The weather is miserable out there and no one feels like serious cooking. We have tacos to make some quesadillas, so alongside cooking some beans in a tomato sauce, I will be knocking up a simple salsa (30g coriander leaf, 3 garlic cloves, 4 tomatoes, 1-2 chillies, all pulsed together in a processor).
Layer a taco in a dry frying pan and top with cheese, beans, avocado or pickled chillies – basically whatever you fancy on your tacos.
When the cheese melts and the topping looks warmed through, fold the taco in half to complete cooking. Store in a warm oven until all of your quesadillas are ready to eat.
If you want them to look “authentic” then skip the folding, top with another taco and slip out onto a plate, flip and cook the other side. Today it just seems like too much faff so I’m going with semi-circle simple.
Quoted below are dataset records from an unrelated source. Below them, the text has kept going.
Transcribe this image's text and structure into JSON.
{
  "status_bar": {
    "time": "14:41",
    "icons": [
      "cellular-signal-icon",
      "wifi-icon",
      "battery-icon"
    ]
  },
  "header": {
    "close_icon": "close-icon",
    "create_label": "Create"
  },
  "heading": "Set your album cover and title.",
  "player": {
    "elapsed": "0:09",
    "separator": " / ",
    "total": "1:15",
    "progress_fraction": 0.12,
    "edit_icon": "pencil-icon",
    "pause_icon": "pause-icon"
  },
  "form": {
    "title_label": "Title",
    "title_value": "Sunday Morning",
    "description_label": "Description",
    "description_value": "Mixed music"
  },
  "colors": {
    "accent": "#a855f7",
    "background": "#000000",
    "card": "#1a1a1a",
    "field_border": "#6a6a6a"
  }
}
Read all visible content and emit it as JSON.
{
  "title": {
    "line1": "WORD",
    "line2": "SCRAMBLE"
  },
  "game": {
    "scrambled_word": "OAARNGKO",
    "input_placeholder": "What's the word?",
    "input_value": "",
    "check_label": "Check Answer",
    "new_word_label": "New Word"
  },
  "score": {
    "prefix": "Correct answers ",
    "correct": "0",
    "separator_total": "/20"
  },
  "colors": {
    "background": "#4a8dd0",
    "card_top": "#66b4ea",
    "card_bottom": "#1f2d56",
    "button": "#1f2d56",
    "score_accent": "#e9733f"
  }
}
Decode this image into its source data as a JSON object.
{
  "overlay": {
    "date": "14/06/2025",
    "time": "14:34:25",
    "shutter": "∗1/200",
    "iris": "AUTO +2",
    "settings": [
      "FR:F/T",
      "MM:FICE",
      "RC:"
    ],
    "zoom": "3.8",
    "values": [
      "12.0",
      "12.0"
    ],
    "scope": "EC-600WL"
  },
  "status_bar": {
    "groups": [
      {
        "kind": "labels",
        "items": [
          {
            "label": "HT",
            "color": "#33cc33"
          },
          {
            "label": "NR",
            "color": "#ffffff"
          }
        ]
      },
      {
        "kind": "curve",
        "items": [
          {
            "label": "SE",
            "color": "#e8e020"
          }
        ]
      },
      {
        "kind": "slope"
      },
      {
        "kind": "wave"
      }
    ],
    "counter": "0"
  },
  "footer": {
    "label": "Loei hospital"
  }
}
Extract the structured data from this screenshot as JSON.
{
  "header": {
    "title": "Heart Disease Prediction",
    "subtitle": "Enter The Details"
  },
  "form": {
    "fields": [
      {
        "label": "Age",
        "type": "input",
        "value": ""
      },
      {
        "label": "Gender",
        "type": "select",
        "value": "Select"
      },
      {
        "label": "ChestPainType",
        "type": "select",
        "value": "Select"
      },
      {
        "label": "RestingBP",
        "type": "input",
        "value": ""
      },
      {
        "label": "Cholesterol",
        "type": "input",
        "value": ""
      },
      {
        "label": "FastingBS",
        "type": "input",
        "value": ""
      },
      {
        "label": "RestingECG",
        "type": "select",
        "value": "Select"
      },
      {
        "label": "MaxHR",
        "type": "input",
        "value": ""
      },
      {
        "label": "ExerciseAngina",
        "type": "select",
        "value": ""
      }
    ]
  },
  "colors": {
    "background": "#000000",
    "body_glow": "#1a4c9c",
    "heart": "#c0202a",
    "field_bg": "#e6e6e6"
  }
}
Since I found plenty of chillies in the fridge, I’ve pickled some to add to our plates…
Pickling brine:
500ml water
750ml white vinegar
75g salt
75g sugar
red & green chilli peppers from mild to hot bonnets
1 small onion finely sliced (optional)
To make a pickling brine bring to the boil vinegar and water (3:2) together in a saucepan. Add sugar and salt (about 60g per litre of liquid of both) and simmer until ready to use.
Slice the chilli peppers and cram into preserving jars. You can also add thin slices of onion with the chillies.Fill the jars with the hot brine and seal.
They can be used after a couple of days just like fresh chillies. The vinegar will also add something to roasted vegetable or rice/couscous. Like most pickles they will keep well for about a year. After opening a jar, keep topping off the chillies or brine as they get used up until the jar gets too murky or spicy.